1. HOW YOGA HEALS YOUR MIND AND BODY
Yoga is a complete mind and body workout in itself. Since yoga involves stretching of your body and it opens up air channels of your body which allows proper breathing. This results in calming of your nerves. Yoga heals your body through its various posses in which your body gets stretched and strengthened. Yoga poses relieves your stress, body tension, improves your digestion and liver and kidney function.
2. YOGA KEEPS YOUR BODY IN SHAPE
Benefits of yoga are countless and one of biggest advantage of following yoga is that it helps to shed extra pounds from your body. Yoga helps maintain your body weight and melts away the stored fats from your body. Yoga poses target different parts of your body, these poses reduce fats from your body and help you to keep your body toned and in shape.
3. COBRA POSE – 5 REPS WITH 15-30 SECONDS HOLD
Cobra pose tones up your stomach, improves flexibility of your body and improves your posture. To do this pose, lie flat on your stomach and stretch your arms and legs out. Inhale deeply, arch your back and lift your upper body. Keep your lower body grounded on the floor and stay in this pose for 30 seconds and release.

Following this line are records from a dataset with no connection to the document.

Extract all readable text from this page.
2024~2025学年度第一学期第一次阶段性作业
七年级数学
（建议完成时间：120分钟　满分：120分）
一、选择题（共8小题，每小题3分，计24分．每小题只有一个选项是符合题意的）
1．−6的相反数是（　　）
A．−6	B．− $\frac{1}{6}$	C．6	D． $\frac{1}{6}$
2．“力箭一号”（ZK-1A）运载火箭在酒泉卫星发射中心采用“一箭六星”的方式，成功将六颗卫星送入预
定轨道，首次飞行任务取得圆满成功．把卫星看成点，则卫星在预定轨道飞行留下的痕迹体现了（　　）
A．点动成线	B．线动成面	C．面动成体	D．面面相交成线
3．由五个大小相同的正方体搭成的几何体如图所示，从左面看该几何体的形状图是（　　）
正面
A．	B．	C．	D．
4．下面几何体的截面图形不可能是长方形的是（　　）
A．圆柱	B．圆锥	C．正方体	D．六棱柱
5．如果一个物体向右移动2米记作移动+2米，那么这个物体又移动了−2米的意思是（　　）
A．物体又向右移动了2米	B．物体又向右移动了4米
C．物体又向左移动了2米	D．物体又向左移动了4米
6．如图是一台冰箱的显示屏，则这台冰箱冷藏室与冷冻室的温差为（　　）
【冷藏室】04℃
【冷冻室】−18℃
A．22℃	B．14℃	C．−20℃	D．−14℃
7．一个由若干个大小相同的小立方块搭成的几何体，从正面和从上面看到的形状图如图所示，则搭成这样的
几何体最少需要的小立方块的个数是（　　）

4. BOW POSE – 5 REPS WITH 15-30 SECONDS HOLD
Bow pose helps to improve your posture, stretches your front body and strengthens your back muscles. Lie flat on your stomach with your hands on your either sides. Inhale and bend your knees and bring your heels towards your buttocks. Raise your upper body and let your hands reach out to hold your ankles. Hold the bow pose for 15 to 30 seconds. Exhale and release the pose and bring your body to starting position.
5. SUN SALUTATIONS –BENEFITS
Sun salutation is a combination of 12 yoga poses that forms as one complete yoga pose. This pose is a complete body workout in itself. The pose stretches your entire body and keeps you energised through the day. It helps to improve blood circulation, oxygen flow in the body and eliminates toxins from your body.
6. SUN SALUTATION – STEPS
Stand with your feet together and inhale. Lift your arms and as you exhale, bring your arms down and join your palms in front of your chest. Inhale, raise your arms and stretch backwards, as you exhale, bend forward and try to touch your knees with your forehead. Stretch your right leg backward while your palms are placed on the floor and stretch your left leg. As you come down on floor, hold your spine out and let your chin, chest and knees touch the floor. Inhale, stretch and bend backwards with your hands on the floor. Exhale, lean forward and bring your right foot forward and then bring your left foot in. Inhale deeply and stretch back from your waist and return back to starting position.